La solution convainc par sa cohérence interne: elle distingue l’intérêt d’une investigation de son mode d’adoption, et elle refuse d’ériger la non-contradiction en réflexe. La motivation se montre fidèle à la finalité de l’article 145, qui n’autorise ni la collecte indifférenciée ni le pouvoir d’exploration générale. L’exigence d’une motivation « précise et circonstanciée » sur le risque de dissimulation contribue à prévenir des saisies surdimensionnées, spécialement lorsque des mots-clés trop larges menacent d’englober des informations sensibles sans lien direct avec les faits allégués.

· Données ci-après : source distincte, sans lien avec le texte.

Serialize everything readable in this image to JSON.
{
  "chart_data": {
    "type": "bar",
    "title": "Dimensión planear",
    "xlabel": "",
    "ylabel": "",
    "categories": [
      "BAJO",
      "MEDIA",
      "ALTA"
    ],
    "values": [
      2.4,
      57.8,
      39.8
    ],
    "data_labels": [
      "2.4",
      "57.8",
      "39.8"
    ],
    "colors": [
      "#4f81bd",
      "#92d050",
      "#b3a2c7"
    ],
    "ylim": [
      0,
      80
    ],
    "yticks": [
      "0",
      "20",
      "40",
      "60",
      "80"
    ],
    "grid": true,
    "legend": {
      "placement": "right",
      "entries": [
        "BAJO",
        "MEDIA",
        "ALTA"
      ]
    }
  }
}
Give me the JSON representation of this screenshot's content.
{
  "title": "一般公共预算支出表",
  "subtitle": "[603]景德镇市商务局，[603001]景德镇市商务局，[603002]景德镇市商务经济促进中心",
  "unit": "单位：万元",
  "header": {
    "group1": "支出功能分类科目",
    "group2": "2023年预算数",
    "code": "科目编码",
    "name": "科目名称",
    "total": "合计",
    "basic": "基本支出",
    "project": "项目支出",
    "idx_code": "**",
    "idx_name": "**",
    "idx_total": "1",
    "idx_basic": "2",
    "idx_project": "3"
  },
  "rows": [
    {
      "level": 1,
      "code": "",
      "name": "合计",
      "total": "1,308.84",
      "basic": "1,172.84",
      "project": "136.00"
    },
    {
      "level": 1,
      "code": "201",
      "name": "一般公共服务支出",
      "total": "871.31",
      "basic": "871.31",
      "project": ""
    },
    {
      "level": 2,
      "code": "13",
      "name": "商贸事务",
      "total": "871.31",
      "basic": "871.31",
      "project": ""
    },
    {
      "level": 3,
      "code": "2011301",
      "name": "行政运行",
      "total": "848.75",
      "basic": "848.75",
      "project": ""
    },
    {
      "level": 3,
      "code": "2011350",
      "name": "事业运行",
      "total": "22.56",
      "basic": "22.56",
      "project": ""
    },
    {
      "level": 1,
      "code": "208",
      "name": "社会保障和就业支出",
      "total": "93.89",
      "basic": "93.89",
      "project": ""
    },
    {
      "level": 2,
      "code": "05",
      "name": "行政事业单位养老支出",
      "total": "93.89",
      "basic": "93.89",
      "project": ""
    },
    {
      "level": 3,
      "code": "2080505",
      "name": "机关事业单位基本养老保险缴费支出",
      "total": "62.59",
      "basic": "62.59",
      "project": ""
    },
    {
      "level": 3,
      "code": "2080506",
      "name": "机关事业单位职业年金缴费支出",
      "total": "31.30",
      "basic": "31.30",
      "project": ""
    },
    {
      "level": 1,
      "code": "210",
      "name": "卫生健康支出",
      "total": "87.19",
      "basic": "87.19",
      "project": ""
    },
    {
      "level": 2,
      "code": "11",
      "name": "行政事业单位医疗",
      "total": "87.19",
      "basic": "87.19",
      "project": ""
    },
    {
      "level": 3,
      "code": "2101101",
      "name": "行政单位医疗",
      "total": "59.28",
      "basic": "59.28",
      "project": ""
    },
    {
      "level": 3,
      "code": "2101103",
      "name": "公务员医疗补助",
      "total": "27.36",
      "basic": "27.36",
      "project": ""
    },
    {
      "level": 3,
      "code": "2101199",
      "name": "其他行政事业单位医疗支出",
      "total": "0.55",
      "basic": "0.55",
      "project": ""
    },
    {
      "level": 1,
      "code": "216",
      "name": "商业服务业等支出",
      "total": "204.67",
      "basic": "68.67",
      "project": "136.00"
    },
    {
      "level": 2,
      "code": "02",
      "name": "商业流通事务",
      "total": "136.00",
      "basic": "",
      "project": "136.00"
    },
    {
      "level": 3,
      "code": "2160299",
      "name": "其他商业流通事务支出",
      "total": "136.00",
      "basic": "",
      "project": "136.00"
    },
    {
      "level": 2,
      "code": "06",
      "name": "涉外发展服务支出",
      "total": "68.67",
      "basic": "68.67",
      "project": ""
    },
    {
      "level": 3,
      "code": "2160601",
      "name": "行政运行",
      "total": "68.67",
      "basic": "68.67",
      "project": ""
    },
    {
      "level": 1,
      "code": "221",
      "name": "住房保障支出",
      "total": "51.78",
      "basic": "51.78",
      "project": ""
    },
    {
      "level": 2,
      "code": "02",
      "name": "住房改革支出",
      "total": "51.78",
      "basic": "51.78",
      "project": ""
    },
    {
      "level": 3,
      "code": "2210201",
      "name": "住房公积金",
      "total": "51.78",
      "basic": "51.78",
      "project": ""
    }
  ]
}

Une réserve demeure toutefois sur l’appréciation du risque de disparition. Les communications électroniques peuvent être effacées chez l’émetteur, parfois chez le destinataire, et des plateformes internes en conservent un accès administrateur. Le caractère extériorisé ne supprime pas toute vulnérabilité probatoire. La cour répond implicitement que la voie contradictoire permet de solliciter des copies chez les tiers, assorties d’injonctions ou de séquestres partiels, et que la non-contradiction ne se justifie qu’en présence d’indices précis de manipulation imminente. Cette ligne renforce l’exigence probatoire sans nier les besoins d’efficacité.

Enfin, l’économie de la décision confirme un office de régulation. L’invocation de difficultés de concurrence, même sérieuses, ne dispense pas d’une démonstration circonstanciée de la nécessité du secret procédural. L’approche encourage un recours plus fréquent à des ordonnances contradictoires avec juge du tri, calendriers de protection et encadrement des catégories de documents, plutôt qu’à des requêtes unilatérales. Elle évite que la mesure in futurum ne devienne une « pêche aux informations » et rappelle que la preuve préalable est un instrument ciblé au service du procès à venir, non un substitut d’instruction générale.

I. Le raisonnement de la cour, centré sur la nécessité et le moment d’appréciation de la dérogation, clarifie la méthode et impose une discipline accrue aux requêtes fondées sur l’article 145. II. Sa portée pratique, en matière de contentieux concurrentiel et de communications dématérialisées, favorise des solutions contradictoires, proportionnées et protégées, tout en maintenant la capacité d’établir la preuve lorsque un risque concret et actuel de dissimulation est établi.